GNOME Accessibility turns 4 today!
By Peter Korn on Oct 19, 2004
The summit was a public meeting in the Embassy Suites Hotel which was webcast and close captioned by our friends at Able TV. The meeting followed our press release announcing Sun's intentions of helping make GNOME accessible. At the meeting, we laid out our thoughts and ideas of the problem space and how to address it.
Since that meeting four years ago, Sun and the GNOME Community have been busy. Together in four years we have:
- Proposed and implemented keyboard navigation specifications for all GNOME/GTK+ widgets
- Gave a bunch of presentations on GNOME accessibility, introducing hundreds of developers to the topic.
- Did the first release of the GNOME with basic accessibility support - GNOME 2.0.
- Published the GNOME Accessibility Guide with GNOME 2.0 (and updated it for 2.2, 2.4, 2.6, and 2.8).
- Released GNOME 2.4 with early versions of two assistive technologies - namely Gnopernicus and GOK
- Released GNOME 2.6 that includes the third assistive technology - the keyboard alternative Dasher (note: that release contained some other nice accessibility updates too)
- Provided an audio taste of GNOME Accessibility via the Gnopernicus screen reader in a series for ACB Radio.

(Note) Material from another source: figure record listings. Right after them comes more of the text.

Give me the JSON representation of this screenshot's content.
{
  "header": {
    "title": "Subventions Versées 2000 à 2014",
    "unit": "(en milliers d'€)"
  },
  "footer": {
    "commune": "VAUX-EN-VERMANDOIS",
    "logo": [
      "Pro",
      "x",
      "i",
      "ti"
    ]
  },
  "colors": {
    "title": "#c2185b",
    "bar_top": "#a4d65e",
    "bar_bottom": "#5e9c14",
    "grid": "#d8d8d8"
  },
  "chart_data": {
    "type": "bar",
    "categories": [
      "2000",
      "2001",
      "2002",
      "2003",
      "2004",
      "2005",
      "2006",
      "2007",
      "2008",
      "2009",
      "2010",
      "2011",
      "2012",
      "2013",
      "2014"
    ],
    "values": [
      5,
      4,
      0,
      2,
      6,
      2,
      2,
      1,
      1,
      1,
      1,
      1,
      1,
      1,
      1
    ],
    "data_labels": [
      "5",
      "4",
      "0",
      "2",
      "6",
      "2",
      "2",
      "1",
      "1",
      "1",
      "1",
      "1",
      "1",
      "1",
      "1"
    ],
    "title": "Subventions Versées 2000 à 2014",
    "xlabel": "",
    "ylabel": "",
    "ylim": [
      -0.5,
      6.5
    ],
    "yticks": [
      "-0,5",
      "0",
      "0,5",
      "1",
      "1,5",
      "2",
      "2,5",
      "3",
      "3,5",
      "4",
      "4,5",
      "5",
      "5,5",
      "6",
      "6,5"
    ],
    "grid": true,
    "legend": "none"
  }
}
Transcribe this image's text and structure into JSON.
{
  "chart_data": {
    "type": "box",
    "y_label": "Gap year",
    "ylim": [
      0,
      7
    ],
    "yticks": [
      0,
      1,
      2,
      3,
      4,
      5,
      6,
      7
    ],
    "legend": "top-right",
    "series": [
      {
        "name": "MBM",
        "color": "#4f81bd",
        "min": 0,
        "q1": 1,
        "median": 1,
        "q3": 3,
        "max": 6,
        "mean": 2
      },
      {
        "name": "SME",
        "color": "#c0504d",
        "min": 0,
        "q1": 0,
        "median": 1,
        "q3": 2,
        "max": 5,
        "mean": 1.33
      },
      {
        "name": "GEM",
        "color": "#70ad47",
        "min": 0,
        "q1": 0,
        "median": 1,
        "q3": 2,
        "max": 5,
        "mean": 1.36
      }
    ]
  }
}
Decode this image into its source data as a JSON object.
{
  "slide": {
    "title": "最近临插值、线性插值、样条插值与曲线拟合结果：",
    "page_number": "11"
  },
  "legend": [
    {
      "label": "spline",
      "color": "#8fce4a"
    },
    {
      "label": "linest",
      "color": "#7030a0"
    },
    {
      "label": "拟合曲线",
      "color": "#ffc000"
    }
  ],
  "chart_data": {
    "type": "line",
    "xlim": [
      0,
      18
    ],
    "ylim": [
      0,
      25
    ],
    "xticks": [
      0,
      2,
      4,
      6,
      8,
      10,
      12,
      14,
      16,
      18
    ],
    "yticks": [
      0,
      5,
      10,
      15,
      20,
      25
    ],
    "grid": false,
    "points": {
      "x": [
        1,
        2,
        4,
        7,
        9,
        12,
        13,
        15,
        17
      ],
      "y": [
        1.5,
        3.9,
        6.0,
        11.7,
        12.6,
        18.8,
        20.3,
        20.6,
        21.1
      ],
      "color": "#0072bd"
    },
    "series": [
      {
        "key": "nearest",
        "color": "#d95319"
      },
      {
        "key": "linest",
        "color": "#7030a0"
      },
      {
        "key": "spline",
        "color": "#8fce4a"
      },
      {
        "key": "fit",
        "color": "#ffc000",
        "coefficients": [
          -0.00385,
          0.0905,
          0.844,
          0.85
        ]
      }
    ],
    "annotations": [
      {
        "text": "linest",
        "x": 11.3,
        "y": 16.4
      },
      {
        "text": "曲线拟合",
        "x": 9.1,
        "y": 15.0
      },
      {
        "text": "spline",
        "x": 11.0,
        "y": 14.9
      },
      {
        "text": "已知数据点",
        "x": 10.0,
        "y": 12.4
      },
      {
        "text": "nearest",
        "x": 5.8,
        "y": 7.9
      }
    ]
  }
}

Follow links to listen to parts 1, 2, 3, and 4
- Was the recipient of the American Foundation for the Blind Hellen Keller Achievement Award
- Saw GOK receive the Trophee du Libre award in the Accessibility category - with Gnopenicus as finalist
- Developed a Sanity Test Suite to help UNIX and Linux distributions verify they are properly supporting GNOME Accessibility and the two Assistive Technologies Gnopernicus and GOK.
Not bad for a 4 year old!
We've also been busy in the broader Universe of UNIX and GNU/Linux accessibility - an effort that got a large shot in the arm as a result of the GNOME Accessibility work. In those same last four years, we've seen:
- The creation of the Free Desktop Accessibility Working Group
- The birth of the OpenOffice.org accessibility project and the release of OpenOffice.org 1.1 with support for GNOME accessibility via theming and the GNOME Accessibility API
- The Mozilla accessibility effort expanding to address UNIX accessibility - by way of supporting the GNOME Accessibility architecture
- The start of the KDE Accessibility Project which has made a lot of solid progress, including...
- A technology preview of KDE's Qt 4 support for accessibility, with a bridge to the GNOME Accessibility API
- The emergence of the Free Standards Group's Accessibility Working Group
- A host of accessibility conferences and accessibility sessions, some of which are even reported here
- The general availability of GNOME Accessibility in the Fedora distribution
I'm keen to see what the next few years hold in store for us!